Adriana Partimpim - "Partimpim Tlês" (2012)


Ganhei de presente de minha amada Leocádia Costa o último CD do projeto Partimpim, de Adriana Calcanhoto: o “Partimpim Tlês” (isso mesmo, três com “L”, bem queridinho e infantil). Como esperado, um encanto de disco. Assim como os dois primeiros, o já fundamental “Adriana Partimpim”, de 2004, e “Partimpim 2”, lançado somente cinco anos depois, o novo da série traz canções infantis (ou não) para crianças (ou não) com muita poesia e numa roupagem ao mesmo tempo lúdica e arrojada, tendo em vista os arranjos primorosos que vão do intimismo à vanguarda. 

Tudo é muito artesanal, mas não que se exima de usar toda uma parafernália tecnológica e uma produção caprichadíssima. A banda, por exemplo, conta com nada menos que craques como Kassin, Moreno Veloso, Domenico e Berna Ceppas. Enfim, um projeto que já dura nove anos e que tem como diferencial não subestimar a inteligência dos pequenos. A instrumentação rebuscada, o primor das harmonias, o alto nível dos autores e parceiros (que vão desde Augusto de Campos e Ferreira Gullar até Péricles Cavalcanti e Arnaldo Antunes, tudo mostra o quanto este público merece, sim, não só Xuxa ou coisa pior.

Mas o disco? Repleto de pérolas do cancioneiro infantil ou, melhor ainda, identificadas com muita sensibilidade por Adriana como sendo também música que criança pode ouvir. Por que não? É o caso da sacada de “Taj Mahal”, de Jorge Ben compositor cujas letras, de fato, sempre tiveram um quê de infantil. Também é o que acontece com a ecológica “Passaredo”, de Chico Buarque e Francis Hime, e a mais surpreendente e brilhante delas: “Lindo Lago do Amor”, hit de Gonzaguinha nos anos 80 mas que nunca havia sido identificada como podendo ser também para os pequenos ouvintes. Tem ainda, ao contrário do primeiro da série, que só continha músicas de outros compositores, canções próprias de Adriana – tal como já ocorrera a partir do segundo volume. Destas, “Salada Russa”, parceria com Paula Toller, é um verdadeiro barato com sua letra inteligente que brinca com divertidas e inteligentes antífrases (despertando, inclusive, a curiosidade nas crianças sobre as figuras de linguagem).

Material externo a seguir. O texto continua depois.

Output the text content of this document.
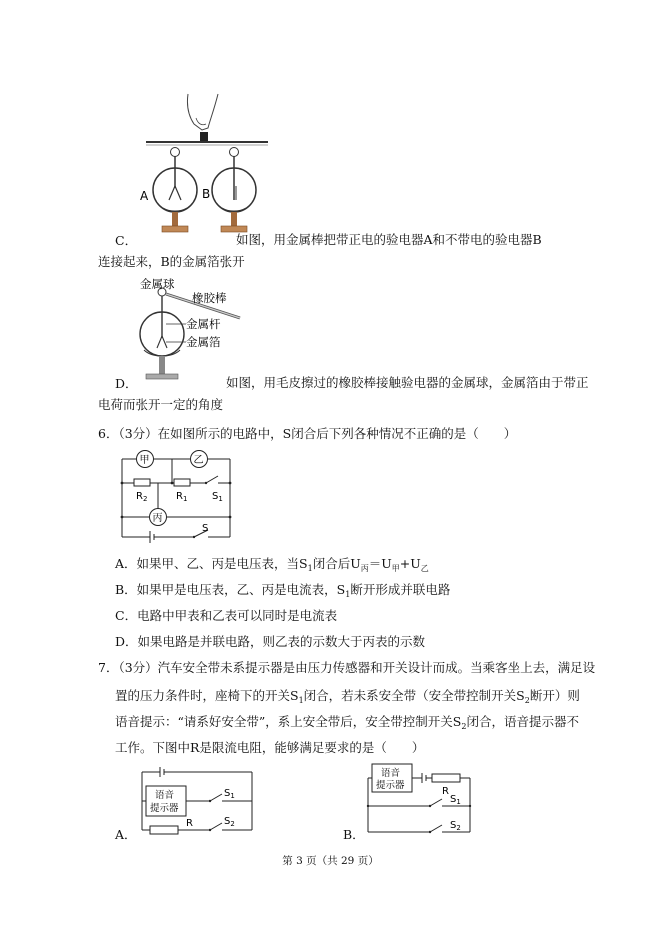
A	B
C．	如图，用金属棒把带正电的验电器A和不带电的验电器B
连接起来，B的金属箔张开
金属球
橡胶棒
金属杆
金属箔
D．	如图，用毛皮擦过的橡胶棒接触验电器的金属球，金属箔由于带正
电荷而张开一定的角度
6．（3分）在如图所示的电路中，S闭合后下列各种情况不正确的是（　　）
甲	乙
丙
$R_2$	$R_1$ $S_1$
S
A．如果甲、乙、丙是电压表，当$S_1$闭合后$U_丙=U_甲+U_乙$
B．如果甲是电压表，乙、丙是电流表，$S_1$断开形成并联电路
C．电路中甲表和乙表可以同时是电流表
D．如果电路是并联电路，则乙表的示数大于丙表的示数
7．（3分）汽车安全带未系提示器是由压力传感器和开关设计而成。当乘客坐上去，满足设
置的压力条件时，座椅下的开关$S_1$闭合，若未系安全带（安全带控制开关$S_2$断开）则
语音提示：“请系好安全带”，系上安全带后，安全带控制开关$S_2$闭合，语音提示器不
工作。下图中R是限流电阻，能够满足要求的是（　　）
语音
提示器
$S_1$
$S_2$
R
A．
语音
提示器
R
$S_1$
$S_2$
B．
第 3 页（共 29 页）
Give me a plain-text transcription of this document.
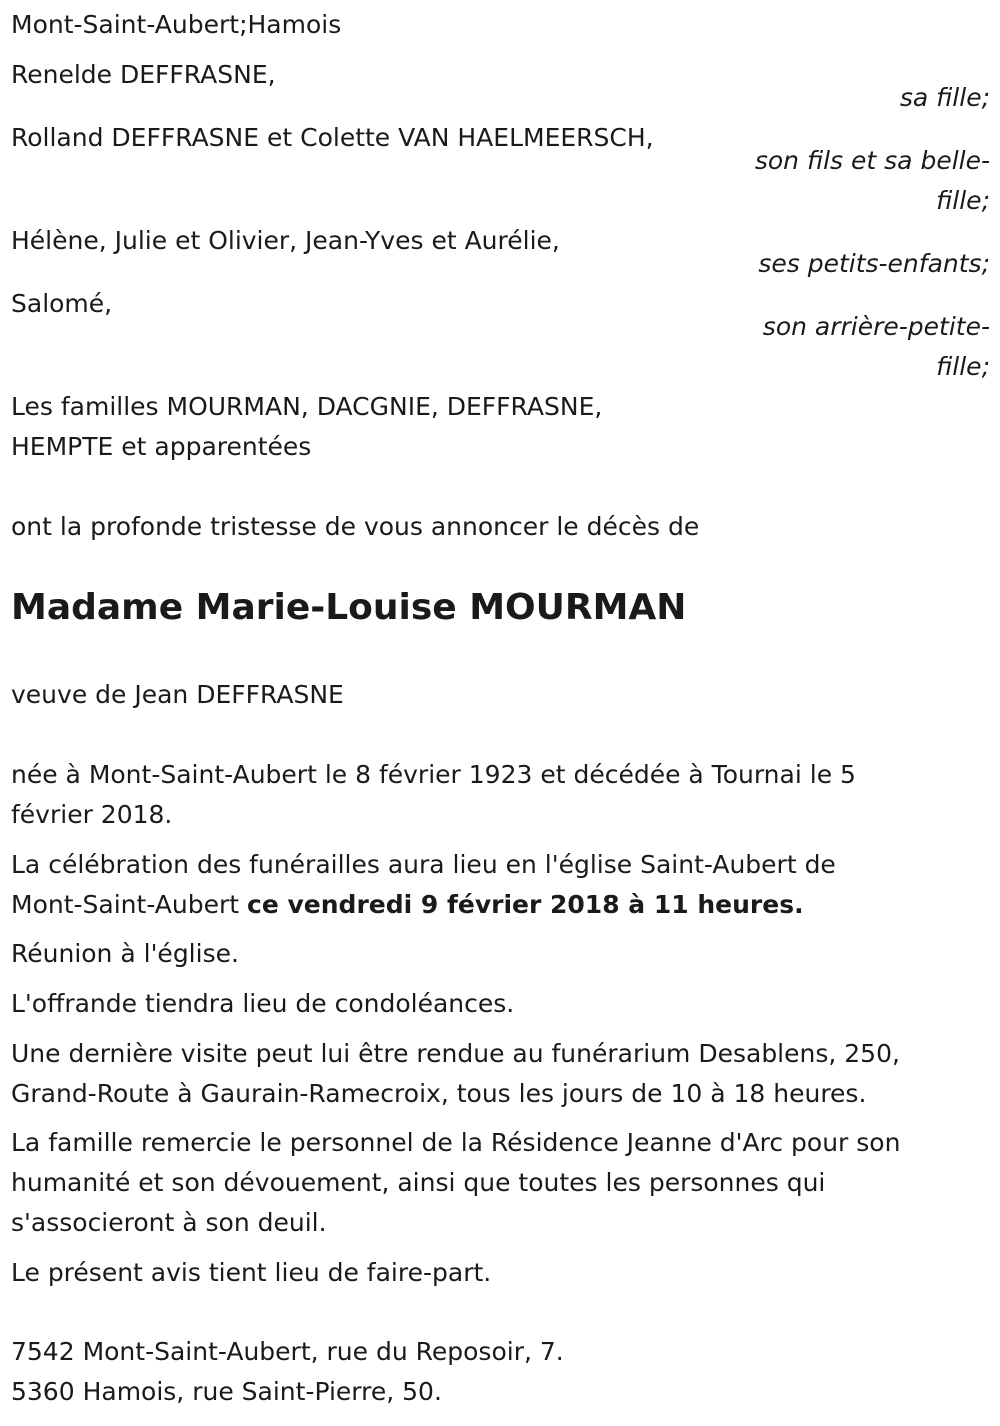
Mont-Saint-Aubert;Hamois
Renelde DEFFRASNE,
sa fille;
Rolland DEFFRASNE et Colette VAN HAELMEERSCH,
son fils et sa belle-
fille;
Hélène, Julie et Olivier, Jean-Yves et Aurélie,
ses petits-enfants;
Salomé,
son arrière-petite-
fille;
Les familles MOURMAN, DACGNIE, DEFFRASNE,
HEMPTE et apparentées
ont la profonde tristesse de vous annoncer le décès de
Madame Marie-Louise MOURMAN
veuve de Jean DEFFRASNE
née à Mont-Saint-Aubert le 8 février 1923 et décédée à Tournai le 5
février 2018.
La célébration des funérailles aura lieu en l'église Saint-Aubert de
Mont-Saint-Aubert ce vendredi 9 février 2018 à 11 heures.
Réunion à l'église.
L'offrande tiendra lieu de condoléances.
Une dernière visite peut lui être rendue au funérarium Desablens, 250,
Grand-Route à Gaurain-Ramecroix, tous les jours de 10 à 18 heures.
La famille remercie le personnel de la Résidence Jeanne d'Arc pour son
humanité et son dévouement, ainsi que toutes les personnes qui
s'associeront à son deuil.
Le présent avis tient lieu de faire-part.
7542 Mont-Saint-Aubert, rue du Reposoir, 7.
5360 Hamois, rue Saint-Pierre, 50.
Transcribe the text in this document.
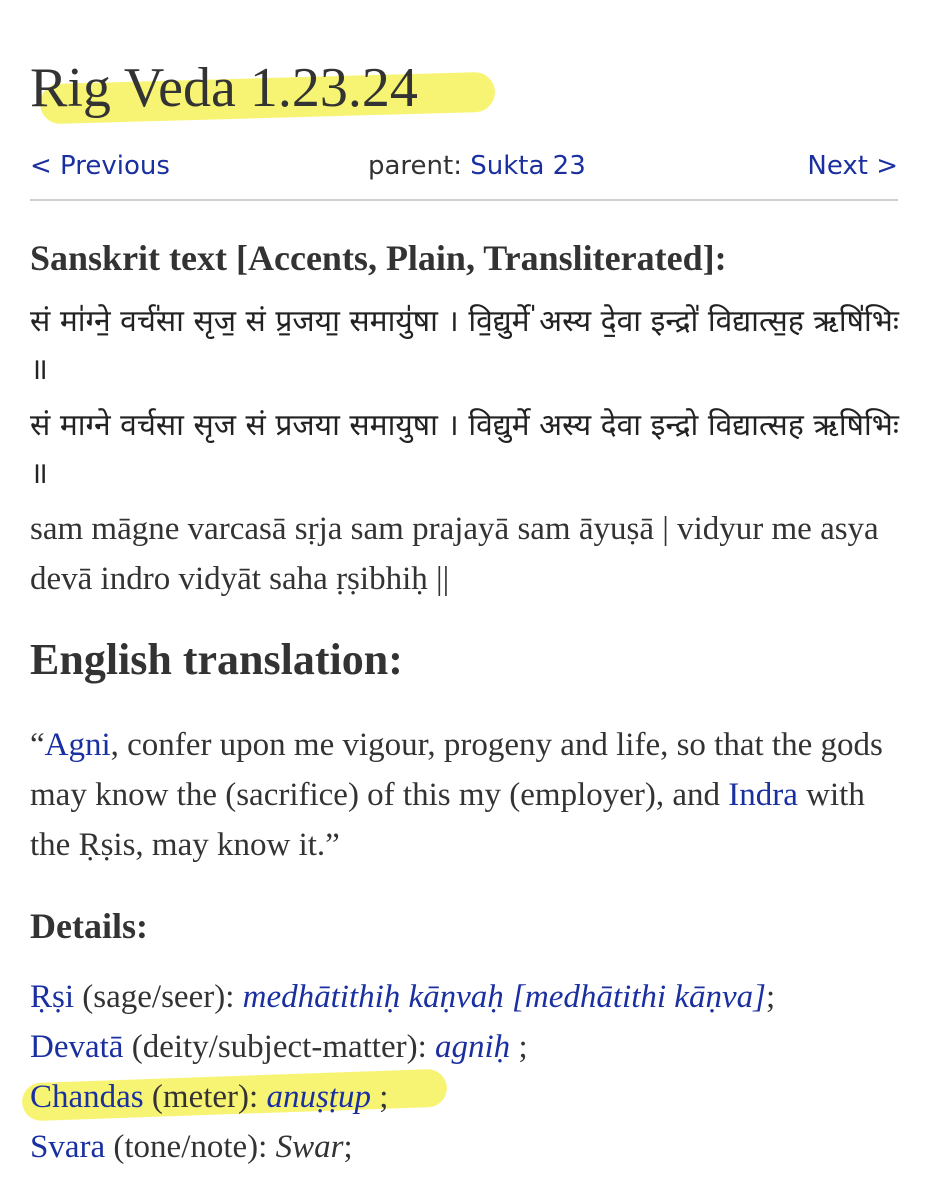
Rig Veda 1.23.24
< Previous	parent: Sukta 23	Next >
Sanskrit text [Accents, Plain, Transliterated]:

सं मा॑ग्ने॒ वर्च॑सा सृज॒ सं प्र॒जया॒ समायु॑षा । वि॒द्युर्मे॑ अस्य दे॒वा इन्द्रो॑ विद्यात्स॒ह ऋषि॑भिः ॥

सं माग्ने वर्चसा सृज सं प्रजया समायुषा । विद्युर्मे अस्य देवा इन्द्रो विद्यात्सह ऋषिभिः ॥

sam māgne varcasā sṛja sam prajayā sam āyuṣā | vidyur me asya devā indro vidyāt saha ṛṣibhiḥ ||

English translation:

“Agni, confer upon me vigour, progeny and life, so that the gods may know the (sacrifice) of this my (employer), and Indra with the Ṛṣis, may know it.”

Details:
Ṛṣi (sage/seer): medhātithiḥ kāṇvaḥ [medhātithi kāṇva];
Devatā (deity/subject-matter): agniḥ ;
Chandas (meter): anuṣṭup ;
Svara (tone/note): Swar;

Das inéditas, também tem a graciosa “Criança Crionça”, do poeta concretista Augusto de Campos e seu filho, o compositor Cid Campos – que conta com a participação especialíssima nos créditos do ronronar da gatinha de Adriana, a Sofia; a poética e etérea “Por que os Peixes Falam Francês?”; e a fofa canção-de-ninar “Também Vocês”, feita, como diz na dedicatória, para Lucinda Verissimo cantar para seu avô (Luís Fernando Veríssimo).

Destaques ainda para “De Onde Vem o Baião”, de Gilberto Gil (feita originalmente para Gal Costa que a gravou em 1978), e o clássico da bossa-nova “O Pato”, que há tempos estava caindo de maduro para Adriana gravar no Patimpim.

O CD desfecha em tom leve e quase “soninho” com Dorival Caymmi e sua “Acalanto”, autor que também mereceu outra homenagem com a maravilhosa “Tia Nastácia”, feita originalmente para a trilha sonora do Sítio do Pica-Pau Amarelo da Globo, nos anos 70. Esse é o melhor exemplo de que Adriana Calcanhoto, que assumiu o sobrenome Partimpim até nos créditos, pegou pra si a responsabilidade de seguir adiante com a tradição de trilhas para criança inteligentes como se fizera tempo atrás em obras referenciais como "Plunct Plact Zum!!!", “O Grande Circo Místico” ou “Arca de Noé” mas que, em tempos de progressiva imbecilidade da sociedade, vinha se estabelecendo. Ainda bem que a Adriana (a Partimpim!) está aqui para salvar a nós e à criançada. Longa vida a Adriana, seja a Partimpim ou a Calcanhoto.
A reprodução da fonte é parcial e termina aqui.